Sempre ouvi a frase “vista a camisa do outro para entender o que ele sente”. Empaticamente, eu procurava fazer isso, mas me perguntava se era mesmo possível. Era como tentar fazer leituras telepáticas para captar o pensamento do outro. Acho que ainda não tenho esse poder, no entanto, confesso fazer isso muitas vezes. Tenho certeza de que todos nós fazemos.
O importante é reconhecer que estamos em profunda transformação e que podemos aprender sempre. Para mim, a questão de vestir a camisa, ficou bem mais clara quando uma amiga negra me contou que sempre ensinou seus filhos a guardarem as notas fiscais depois de comprarem algo num shopping, por exemplo, pois se alguém abordá-los insinuando roubo, eles têm como provar a compra.

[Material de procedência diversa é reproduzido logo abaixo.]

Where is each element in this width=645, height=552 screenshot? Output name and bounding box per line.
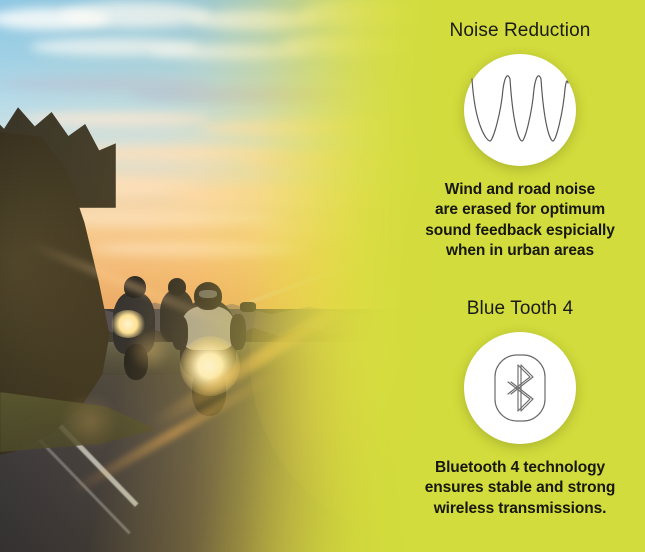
- feature-description-bluetooth: Bluetooth 4 technology ensures stable an…: [395, 458, 645, 519]
- rider-helmet: [124, 276, 146, 298]
- cloud: [60, 2, 210, 28]
- bluetooth-icon: [492, 352, 548, 424]
- feature-bluetooth: Blue Tooth 4 Bluetooth 4 technology ensu…: [395, 298, 645, 519]
- feature-noise-reduction: Noise Reduction Wind and road noise are …: [395, 20, 645, 262]
- promo-graphic: Noise Reduction Wind and road noise are …: [0, 0, 645, 552]
- headlight: [180, 336, 240, 396]
- feature-title-noise-reduction: Noise Reduction: [395, 20, 645, 43]
- desc-line: Wind and road noise: [395, 180, 645, 200]
- feature-title-bluetooth: Blue Tooth 4: [395, 298, 645, 321]
- icon-badge-bluetooth: [464, 332, 576, 444]
- desc-line: Bluetooth 4 technology: [395, 458, 645, 478]
- motorcycle-wheel: [124, 344, 148, 380]
- sound-wave-icon: [470, 69, 570, 151]
- cloud: [90, 242, 310, 256]
- rider-helmet: [168, 278, 186, 296]
- desc-line: sound feedback espicially: [395, 221, 645, 241]
- bluetooth-icon-frame: [495, 355, 545, 421]
- photo-canvas: [0, 0, 430, 552]
- desc-line: are erased for optimum: [395, 200, 645, 220]
- motorcycle-mirror: [240, 302, 256, 312]
- rider-arm: [172, 316, 188, 350]
- headlight: [110, 310, 146, 338]
- cloud: [170, 186, 410, 206]
- feature-description-noise-reduction: Wind and road noise are erased for optim…: [395, 180, 645, 262]
- desc-line: wireless transmissions.: [395, 499, 645, 519]
- desc-line: ensures stable and strong: [395, 478, 645, 498]
- features-panel: Noise Reduction Wind and road noise are …: [395, 0, 645, 552]
- hero-photo: [0, 0, 430, 552]
- icon-badge-noise-reduction: [464, 54, 576, 166]
- desc-line: when in urban areas: [395, 241, 645, 261]
- helmet-visor: [199, 290, 217, 298]
- cloud: [200, 120, 410, 136]
- cloud: [130, 86, 350, 104]
- rider-arm: [230, 314, 246, 350]
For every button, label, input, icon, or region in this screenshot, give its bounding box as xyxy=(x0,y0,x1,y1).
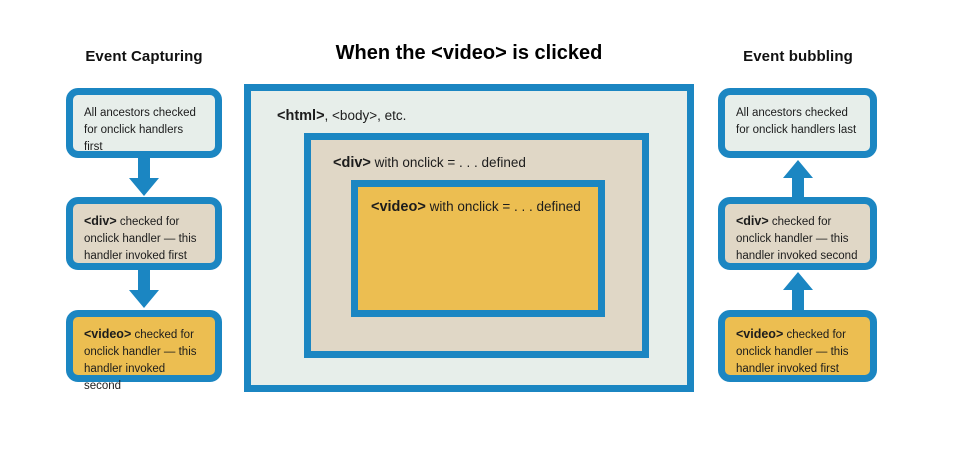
video-panel-tag: <video> xyxy=(371,199,426,215)
bubbling-step-1-box: All ancestors checked for onclick handle… xyxy=(718,88,877,158)
bubbling-step-3-tag: <video> xyxy=(736,327,783,341)
html-panel-rest: , <body>, etc. xyxy=(325,108,407,123)
capturing-step-3-tag: <video> xyxy=(84,327,131,341)
capturing-step-1-box: All ancestors checked for onclick handle… xyxy=(66,88,222,158)
bubbling-step-3-box: <video> checked for onclick handler — th… xyxy=(718,310,877,382)
capturing-arrow-down-2 xyxy=(127,270,161,310)
capturing-arrow-down-1 xyxy=(127,158,161,198)
html-panel-tag: <html> xyxy=(277,108,325,124)
bubbling-step-2-box: <div> checked for onclick handler — this… xyxy=(718,197,877,270)
bubbling-arrow-up-2 xyxy=(781,270,815,310)
bubbling-arrow-up-1 xyxy=(781,158,815,198)
bubbling-step-2-tag: <div> xyxy=(736,214,769,228)
capturing-step-2-tag: <div> xyxy=(84,214,117,228)
center-diagram-title: When the <video> is clicked xyxy=(244,42,694,65)
event-capturing-heading: Event Capturing xyxy=(66,48,222,65)
capturing-step-3-box: <video> checked for onclick handler — th… xyxy=(66,310,222,382)
capturing-step-1-text: All ancestors checked for onclick handle… xyxy=(84,107,196,153)
div-panel-label: <div> with onclick = . . . defined xyxy=(333,155,526,171)
video-panel-rest: with onclick = . . . defined xyxy=(426,199,581,214)
div-panel-rest: with onclick = . . . defined xyxy=(371,155,526,170)
event-bubbling-heading: Event bubbling xyxy=(718,48,878,65)
capturing-step-2-box: <div> checked for onclick handler — this… xyxy=(66,197,222,270)
bubbling-step-1-text: All ancestors checked for onclick handle… xyxy=(736,107,856,136)
html-body-panel: <html>, <body>, etc. <div> with onclick … xyxy=(244,84,694,392)
video-panel: <video> with onclick = . . . defined xyxy=(351,180,605,317)
div-panel-tag: <div> xyxy=(333,155,371,171)
html-panel-label: <html>, <body>, etc. xyxy=(277,108,406,124)
div-panel: <div> with onclick = . . . defined <vide… xyxy=(304,133,649,358)
video-panel-label: <video> with onclick = . . . defined xyxy=(371,199,581,215)
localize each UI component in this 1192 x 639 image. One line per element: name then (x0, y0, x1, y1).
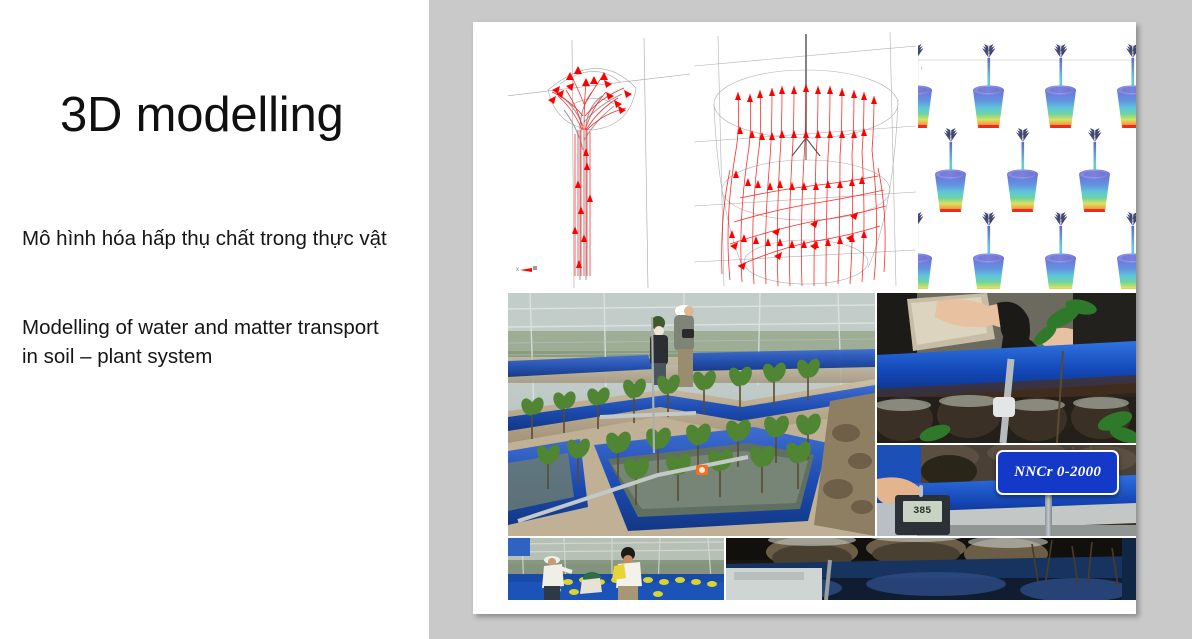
axis-label-x: x (516, 267, 519, 273)
meter-probe-icon (919, 485, 923, 497)
body-text-vietnamese: Mô hình hóa hấp thụ chất trong thực vật (22, 225, 392, 254)
greenhouse-mesocosm-overview (508, 293, 875, 536)
page-title: 3D modelling (60, 90, 420, 141)
submerged-soil-bags (726, 538, 1136, 600)
greenhouse-photo-svg (508, 293, 875, 536)
submerged-bags-photo-svg (726, 538, 1136, 600)
root-streamline-svg (694, 30, 916, 289)
plant-shoot-vector-field: x (508, 30, 692, 289)
meter-display: 385 (903, 501, 942, 522)
meter-reading: 385 (913, 506, 931, 517)
root-uptake-streamlines (694, 30, 916, 289)
pot-grid-svg: r (918, 30, 1136, 289)
body-text-english: Modelling of water and matter transport … (22, 314, 392, 371)
svg-text:r: r (921, 66, 923, 72)
shoot-vector-svg (508, 30, 692, 289)
treatment-label-and-meter: NNCr 0-2000 385 (877, 445, 1136, 536)
nursery-workers (508, 538, 724, 600)
soil-bag-photo-svg (877, 293, 1136, 443)
slide-card: x (473, 22, 1136, 614)
status-badge: NNCr 0-2000 (996, 450, 1119, 495)
nursery-photo-svg (508, 538, 724, 600)
model-render-row: x (508, 30, 1136, 289)
pot-concentration-grid: r (918, 30, 1136, 289)
slide-stage: 3D modelling Mô hình hóa hấp thụ chất tr… (0, 0, 1192, 639)
slide-canvas-background: x (429, 0, 1192, 639)
handheld-meter: 385 (895, 495, 949, 535)
detail-photo-row (508, 538, 1136, 600)
image-collage: x (508, 30, 1136, 600)
sign-post (1045, 491, 1052, 537)
slide-text-pane: 3D modelling Mô hình hóa hấp thụ chất tr… (0, 0, 429, 639)
soil-bag-handling (877, 293, 1136, 443)
treatment-sign-label: NNCr 0-2000 (1014, 464, 1101, 481)
field-photo-row: NNCr 0-2000 385 (508, 293, 1136, 536)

Ela se cansou de ver o filho mais velho sendo parado em blitze policiais para revistar o carro. As minhas filhas nunca passaram. Por isso, nunca tive de ensiná-las como minha amiga faz. Nem faço ideia de quantos detalhes ela e seus filhos passam no dia a dia, então, não adianta vestir a camisa para entender.
Por isso, a diversidade é importante. Damos um salto quântico quando saímos da zona de conforto para ter discussões saudáveis com pessoas fora da nossa bolha. E como passamos nosso maior tempo dentro das empresas (mesmo depois da pandemia em que muitos estão in home), as estruturas corporativas têm de provocar essas mudanças internas em cada indivíduo.

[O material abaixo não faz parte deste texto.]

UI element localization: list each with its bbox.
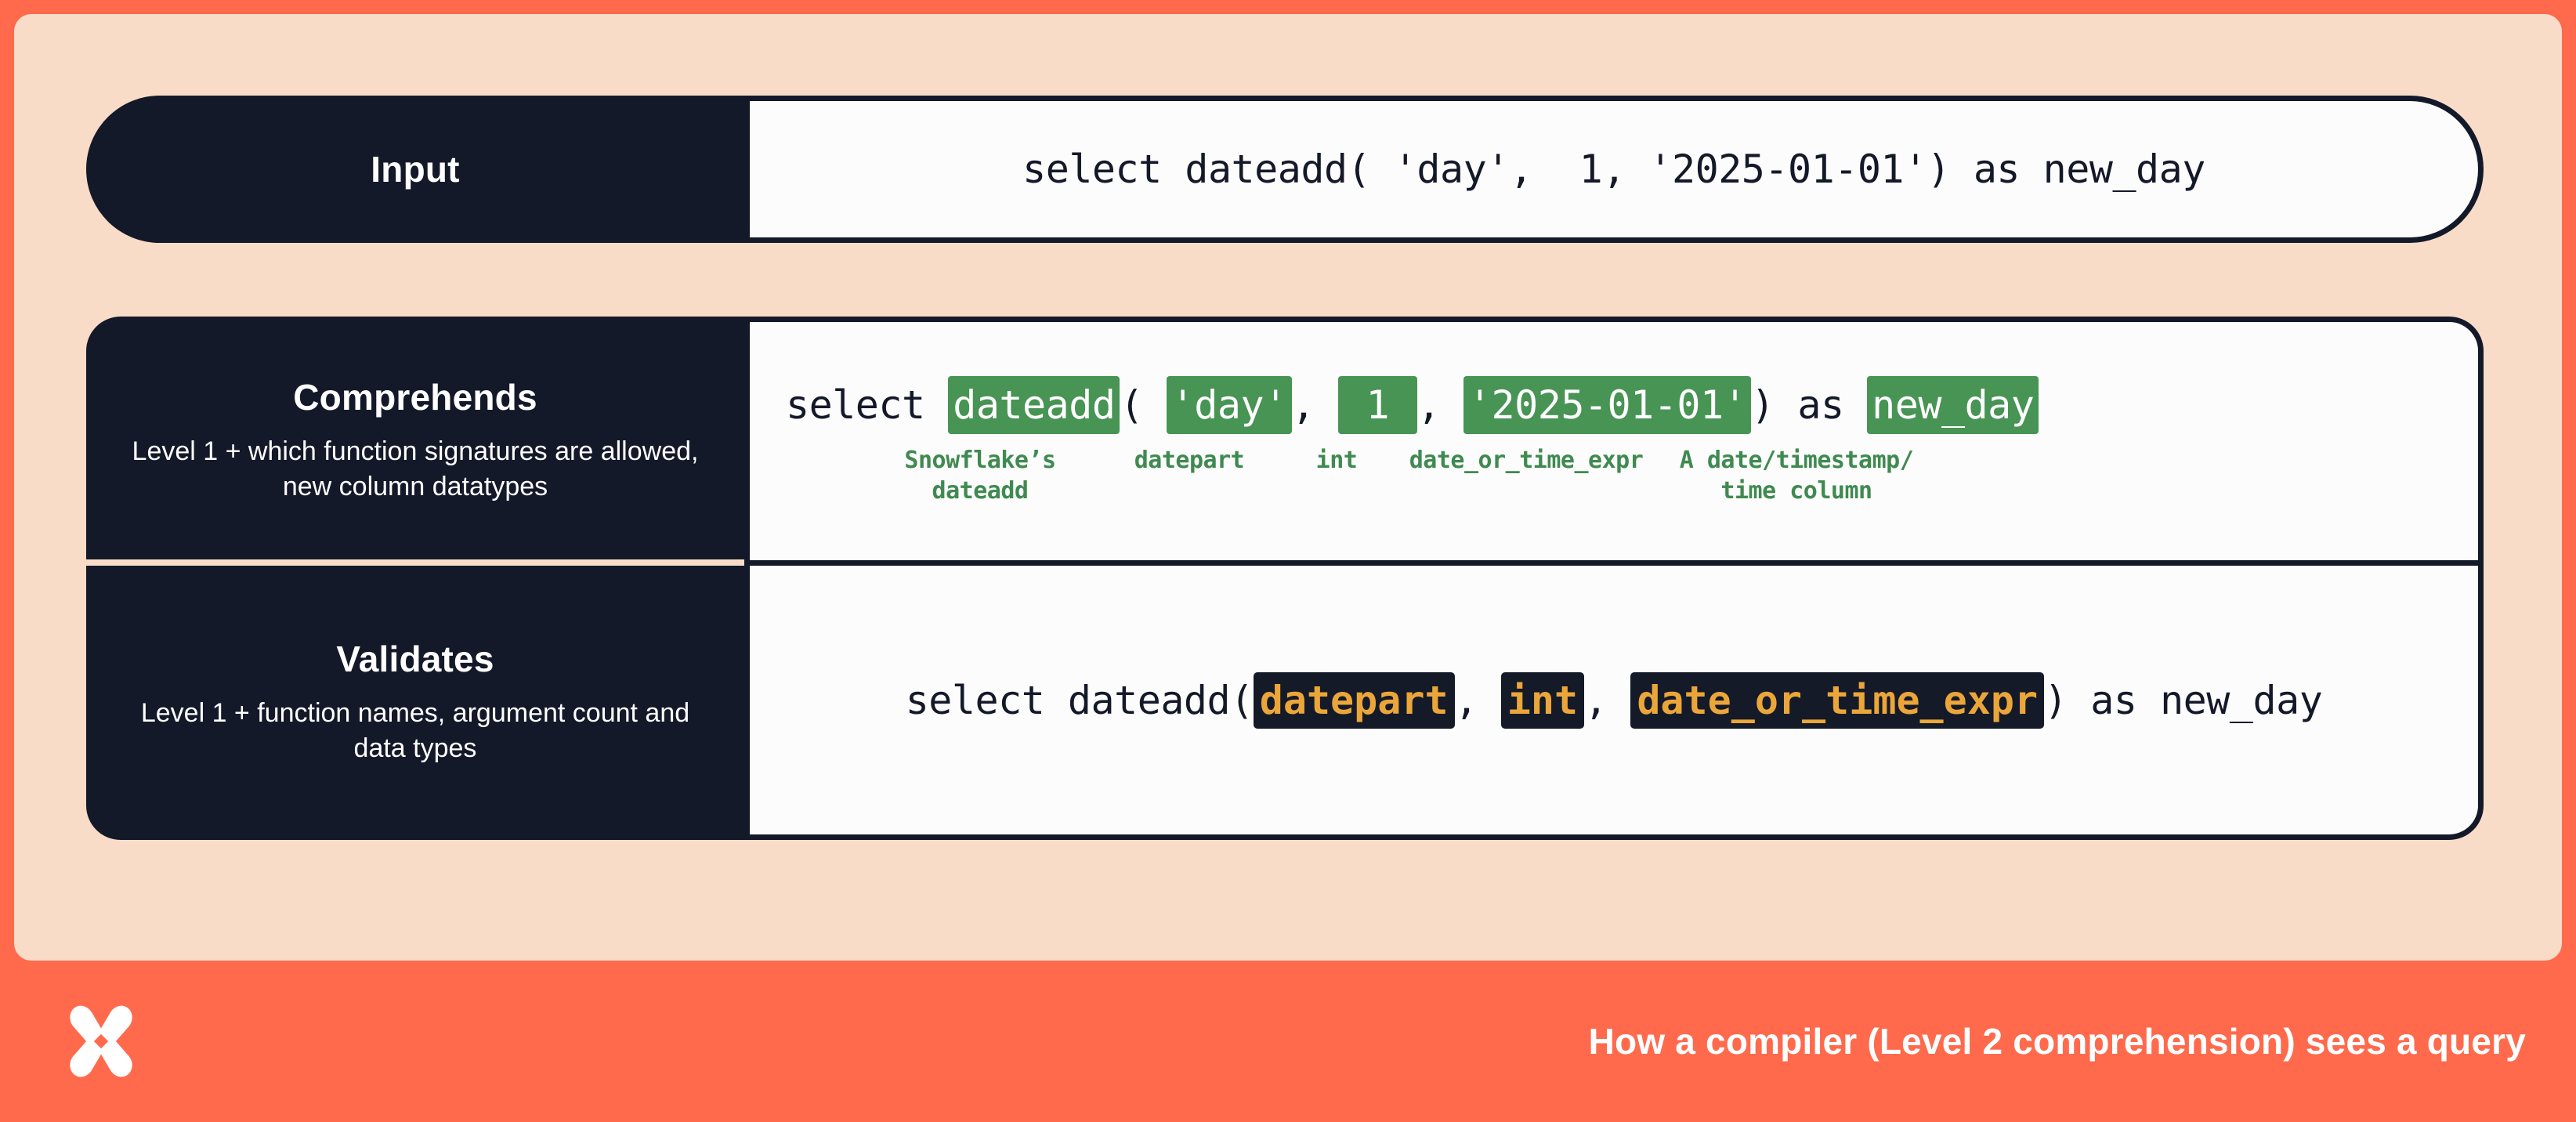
comprehends-row-title: Comprehends	[293, 378, 537, 418]
validates-chip-3: int	[1501, 672, 1584, 729]
validates-label-panel: Validates Level 1 + function names, argu…	[86, 566, 744, 840]
comprehends-highlight-3: 'day'	[1167, 376, 1292, 434]
validates-code-line: select dateadd(datepart, int, date_or_ti…	[906, 672, 2323, 729]
input-row: Input select dateadd( 'day', 1, '2025-01…	[86, 96, 2484, 243]
comprehends-text-4: ,	[1292, 382, 1338, 428]
input-row-title: Input	[371, 150, 459, 190]
validates-chip-5: date_or_time_expr	[1630, 672, 2044, 729]
validates-row-title: Validates	[336, 639, 494, 679]
label-panel-divider	[86, 559, 744, 566]
comprehends-text-6: ,	[1417, 382, 1463, 428]
comprehends-row-subtitle: Level 1 + which function signatures are …	[118, 434, 713, 505]
validates-chip-1: datepart	[1254, 672, 1455, 729]
validates-text-2: ,	[1455, 678, 1501, 723]
comprehends-code-panel: select dateadd( 'day', 1 , '2025-01-01')…	[744, 317, 2484, 566]
input-code-panel: select dateadd( 'day', 1, '2025-01-01') …	[744, 96, 2484, 243]
x-mark-logo	[55, 995, 147, 1088]
comprehends-text-2: (	[1120, 382, 1166, 428]
comprehends-validates-card: Comprehends Level 1 + which function sig…	[86, 317, 2484, 840]
comprehends-label-panel: Comprehends Level 1 + which function sig…	[86, 317, 744, 566]
validates-row-subtitle: Level 1 + function names, argument count…	[118, 696, 713, 766]
comprehends-text-0: select	[786, 382, 948, 428]
infographic-frame: Input select dateadd( 'day', 1, '2025-01…	[0, 0, 2576, 1122]
comprehends-annotation-3: date_or_time_expr	[1397, 445, 1655, 476]
comprehends-annotation-1: datepart	[1099, 445, 1279, 476]
comprehends-highlight-9: new_day	[1867, 376, 2039, 434]
validates-text-0: select dateadd(	[906, 678, 1254, 723]
comprehends-row: Comprehends Level 1 + which function sig…	[86, 317, 2484, 566]
validates-text-4: ,	[1584, 678, 1630, 723]
comprehends-annotation-4: A date/timestamp/ time column	[1679, 445, 1914, 506]
input-label-panel: Input	[86, 96, 744, 243]
input-code-line: select dateadd( 'day', 1, '2025-01-01') …	[1022, 147, 2205, 192]
comprehends-text-8: ) as	[1751, 382, 1867, 428]
validates-code-panel: select dateadd(datepart, int, date_or_ti…	[744, 566, 2484, 840]
comprehends-highlight-1: dateadd	[948, 376, 1120, 434]
footer-caption: How a compiler (Level 2 comprehension) s…	[1589, 1020, 2526, 1062]
validates-text-6: ) as new_day	[2044, 678, 2322, 723]
comprehends-annotation-row: Snowflake’s dateadddatepartintdate_or_ti…	[786, 445, 2442, 506]
validates-row: Validates Level 1 + function names, argu…	[86, 566, 2484, 840]
comprehends-annotation-0: Snowflake’s dateadd	[878, 445, 1082, 506]
footer-bar: How a compiler (Level 2 comprehension) s…	[0, 961, 2576, 1122]
comprehends-highlight-5: 1	[1338, 376, 1417, 434]
comprehends-highlight-7: '2025-01-01'	[1463, 376, 1751, 434]
comprehends-annotation-2: int	[1293, 445, 1380, 476]
comprehends-code-line: select dateadd( 'day', 1 , '2025-01-01')…	[786, 376, 2442, 434]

No entanto, o que mais tenho visto são ações marketeiras que promovem a representatividade, trazendo mais mulheres, negros, trans para mostrar que promovem a equidade. No ano passado, a consultoria de gestão organizacional Korn Ferry fez um estudo e mostrou que um principais erros das empresas é utilizar estratégias de contratação para atingir os 50/50 de colaboradores homens e mulheres. Porém, muitas vezes não identificaram a real causa de ter uma lacuna em diversidade e inclusão.
De nada adianta proporcionar políticas relacionadas à maternidade, se seus líderes continuam fazendo piadas sexistas entre outros itens que envolvem discussões profundas. Não é intenção fazer parar o ponteiro com as ações de diversidade, mas promovê-las de forma genuína.
Outro questionamento que faço é: se estudos mostram que diversidade traz lucro, por que é tão difícil promover essa mudança?
Mais do que o lucro, há uma questão de segurança mental que nos protege para não sermos devorados. Ainda com pensamentos pré-históricos de homens da caverna, isso envolve privilégios e poder que não queremos perder. Tudo que é diferente e provoca ameaça, eu excluo. Não é assim?
Por isso, a discussão é mais profunda. E nosso ponteiro não se mexe tão rápido como queremos. Mas o que podemos fazer? Confira algumas sugestões que têm feito a diferença em empresas que promoveram uma expansão de consciência, engajam colaboradores e transformam a comunidade onde atuam:
– Veja quais são as dores de sua empresa: Seus líderes são capacitados para lidar com as próprias dores? Se não estiverem, como vão liderar pessoas? Uma boa parte dos líderes acredita que todos a sua volta precisam mudar, menos eles.
– Promova rodas de conversas entre os colaboradores com temas diversos: Há empresas promovendo leitura de livros e discussões críticas em cima deles.
– Saia da sua bolha: Frequente eventos de outros setores para ter mais insights.
– Procure empresas que são cases para trocar ideias: Um livro que li recentemente “Pedaços de Brasil que dão certo”, de Roberto Tranjan, mostra vários exemplos de companhias que promovem a economia ao natural, ou seja, vida e trabalho com o mesmo propósito.
– Compartilhe conhecimento. Guardar para você, não transforma a sua vida e nem das outras pessoas.
Sandra Takata é presidente do Instituto Mulheres do Varejo.
*Este texto reproduz a opinião do autor e não reflete necessariamente o posicionamento da Mercado&Consumo.